BGE 103 II 190
 
33. Arrêt de la Ire Cour civile (comme chambre de droit public) du 7 juin 1977 dans la cause Banque Centrale Coopérative S.A. contre Volodia S.A.
 
Regeste
Art. 2 Abs. 1 OR ist auch dann anwendbar, wenn sich die Parteien über alle objektiv und subjektiv wesentlichen Punkte geeinigt, aber die Regelung von Nebenpunkten nicht vorbehalten haben.
 
Sachverhalt
Le 28 novembre 1974, Volodia S.A., agissant par son directeur Lin, et la succursale de Lausanne de la Banque Centrale Coopérative S.A. (ci-après: la Banque) sont convenues par téléphone que la première achetait à la seconde 50 millions de lires italiennes, à trois mois de terme.

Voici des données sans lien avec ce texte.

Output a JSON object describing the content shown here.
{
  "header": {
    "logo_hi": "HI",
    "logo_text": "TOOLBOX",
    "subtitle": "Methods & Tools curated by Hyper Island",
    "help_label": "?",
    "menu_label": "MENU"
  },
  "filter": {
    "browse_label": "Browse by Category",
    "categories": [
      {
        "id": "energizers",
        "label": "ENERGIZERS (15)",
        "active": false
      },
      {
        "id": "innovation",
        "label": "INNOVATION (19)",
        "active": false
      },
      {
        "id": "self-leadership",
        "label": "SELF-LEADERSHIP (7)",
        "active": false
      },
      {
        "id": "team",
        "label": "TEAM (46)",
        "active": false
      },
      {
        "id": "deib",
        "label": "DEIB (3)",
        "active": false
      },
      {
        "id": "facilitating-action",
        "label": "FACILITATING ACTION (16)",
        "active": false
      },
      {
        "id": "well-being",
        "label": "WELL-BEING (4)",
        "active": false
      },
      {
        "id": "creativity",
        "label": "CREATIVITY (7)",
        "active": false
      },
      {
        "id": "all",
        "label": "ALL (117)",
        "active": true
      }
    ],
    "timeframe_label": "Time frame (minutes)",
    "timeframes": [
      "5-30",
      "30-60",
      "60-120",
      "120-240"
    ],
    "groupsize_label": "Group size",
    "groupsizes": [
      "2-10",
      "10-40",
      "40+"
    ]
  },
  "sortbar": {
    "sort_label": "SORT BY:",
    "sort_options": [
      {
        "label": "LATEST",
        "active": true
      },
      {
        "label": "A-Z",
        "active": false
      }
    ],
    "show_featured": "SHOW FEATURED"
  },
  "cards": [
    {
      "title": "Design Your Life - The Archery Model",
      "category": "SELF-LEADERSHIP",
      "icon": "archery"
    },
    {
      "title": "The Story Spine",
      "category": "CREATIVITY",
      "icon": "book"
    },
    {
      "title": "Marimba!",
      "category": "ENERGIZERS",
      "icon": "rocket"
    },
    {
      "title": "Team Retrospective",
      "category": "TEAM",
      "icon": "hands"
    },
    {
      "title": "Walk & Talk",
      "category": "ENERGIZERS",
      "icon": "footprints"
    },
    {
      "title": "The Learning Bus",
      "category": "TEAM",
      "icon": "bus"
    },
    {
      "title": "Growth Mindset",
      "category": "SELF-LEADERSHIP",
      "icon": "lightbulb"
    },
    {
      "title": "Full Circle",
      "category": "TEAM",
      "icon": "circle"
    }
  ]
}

Lors de cet entretien téléphonique, Bötschi, mandataire commercial de la Banque, a demandé la couverture de 20% environ du prix de vente.

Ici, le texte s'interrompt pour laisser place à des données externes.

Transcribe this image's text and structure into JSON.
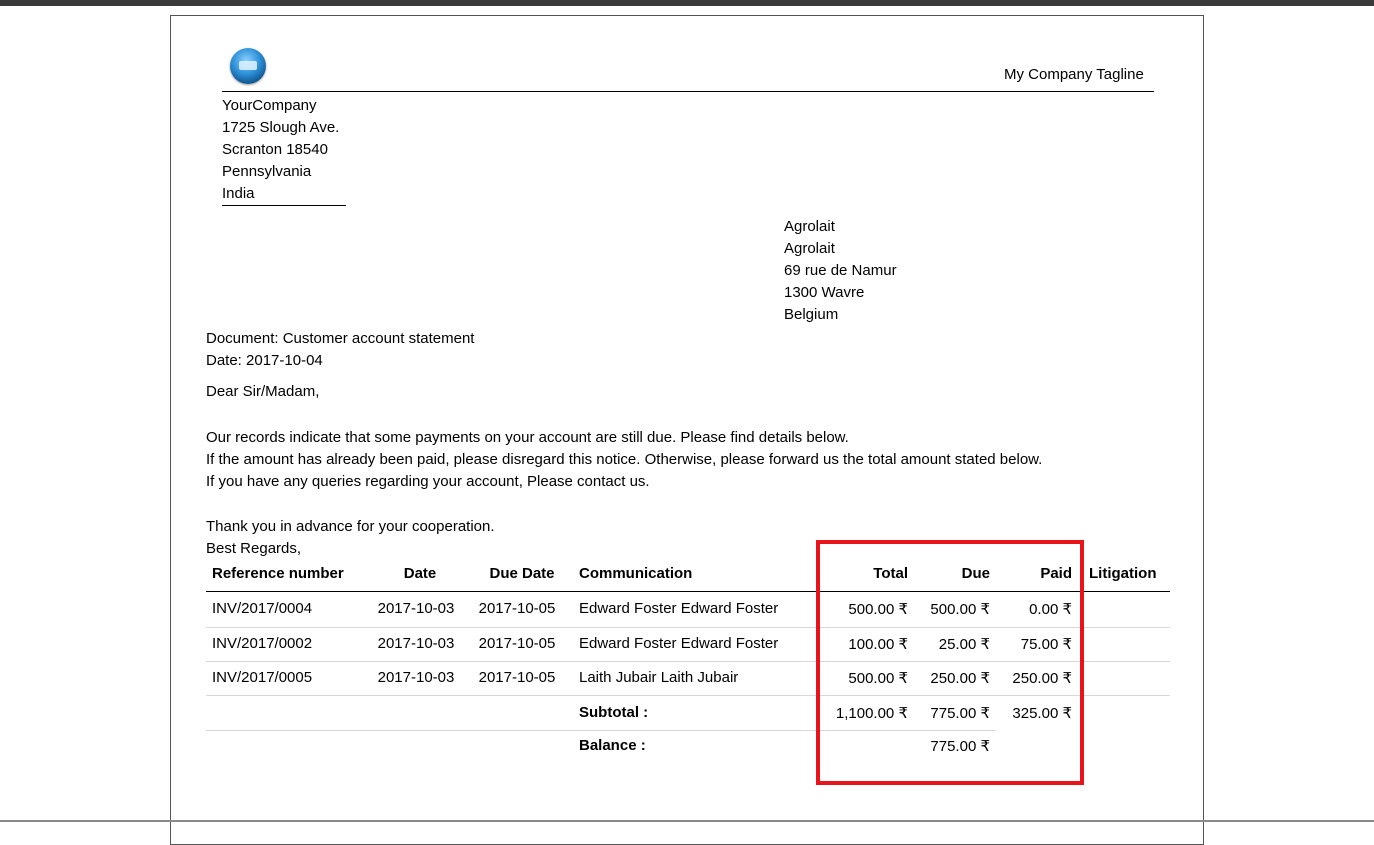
{
  "header": {
    "tagline": "My Company Tagline",
    "logo_icon": "company-logo-icon"
  },
  "company": {
    "lines": [
      "YourCompany",
      "1725 Slough Ave.",
      "Scranton 18540",
      "Pennsylvania",
      "India"
    ]
  },
  "partner": {
    "lines": [
      "Agrolait",
      "Agrolait",
      "69 rue de Namur",
      "1300 Wavre",
      "Belgium"
    ]
  },
  "document": {
    "title_line": "Document: Customer account statement",
    "date_line": "Date: 2017-10-04",
    "salutation": "Dear Sir/Madam,",
    "message_lines": [
      "Our records indicate that some payments on your account are still due. Please find details below.",
      "If the amount has already been paid, please disregard this notice. Otherwise, please forward us the total amount stated below.",
      "If you have any queries regarding your account, Please contact us."
    ],
    "closing_lines": [
      "Thank you in advance for your cooperation.",
      "Best Regards,"
    ]
  },
  "table": {
    "headers": {
      "reference": "Reference number",
      "date": "Date",
      "due_date": "Due Date",
      "communication": "Communication",
      "total": "Total",
      "due": "Due",
      "paid": "Paid",
      "litigation": "Litigation"
    },
    "rows": [
      {
        "reference": "INV/2017/0004",
        "date": "2017-10-03",
        "due_date": "2017-10-05",
        "communication": "Edward Foster Edward Foster",
        "total": "500.00 ₹",
        "due": "500.00 ₹",
        "paid": "0.00 ₹"
      },
      {
        "reference": "INV/2017/0002",
        "date": "2017-10-03",
        "due_date": "2017-10-05",
        "communication": "Edward Foster Edward Foster",
        "total": "100.00 ₹",
        "due": "25.00 ₹",
        "paid": "75.00 ₹"
      },
      {
        "reference": "INV/2017/0005",
        "date": "2017-10-03",
        "due_date": "2017-10-05",
        "communication": "Laith Jubair Laith Jubair",
        "total": "500.00 ₹",
        "due": "250.00 ₹",
        "paid": "250.00 ₹"
      }
    ],
    "subtotal": {
      "label": "Subtotal :",
      "total": "1,100.00 ₹",
      "due": "775.00 ₹",
      "paid": "325.00 ₹"
    },
    "balance": {
      "label": "Balance :",
      "due": "775.00 ₹"
    }
  },
  "annotation": {
    "highlight_color": "#e8141b"
  }
}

Le même jour, Lin a déclaré à l'un de ses collaborateurs qu'il avait acheté des lires à la Banque.
Le 28 novembre 1974 également, la Banque s'est procuré les 50 millions de lires et a confirmé par écrit à Volodia S.A. l'accord intervenu, dans les termes suivants:
"Nous référant à notre entretien téléphonique de ce jour avec M. V. LIN, Directeur, nous vous confirmons que nous vous avons VENDU à 3 mois de terme la somme de
Lit. 50'000'000.--
aux conditions suivantes:
Cours: -.3956
Echéance: 3 mars 1975
Contre-valeur: Fr.s. 197'800.--
Pour le bon ordre, vous voudrez bien nous retourner le double de la présente, dûment signé.
Nous demeurons toujours avec plaisir à votre disposition et vous prions d'agréer, Messieurs, nos salutations distinguées.
BANQUE CENTRALE COOPERATIVE
SOCIETE ANONYME
P.S. En relation avec cette opération, nous vous prions de bien vouloir signer et nous retourner la carte de signatures ainsi que la feuille 2 de nos Conditions Générales. Par avance merci."
Sans réponse de Volodia S.A., la Banque lui a récrit le 10 décembre 1974:
"Nous nous référons à notre cession du 28.11.74 de Lit. 50'000'000.-- au cours de -.3956, échéance 3.3.1975, ainsi qu'à notre entretien téléphonique du 6 courant avec Mme LACROIX.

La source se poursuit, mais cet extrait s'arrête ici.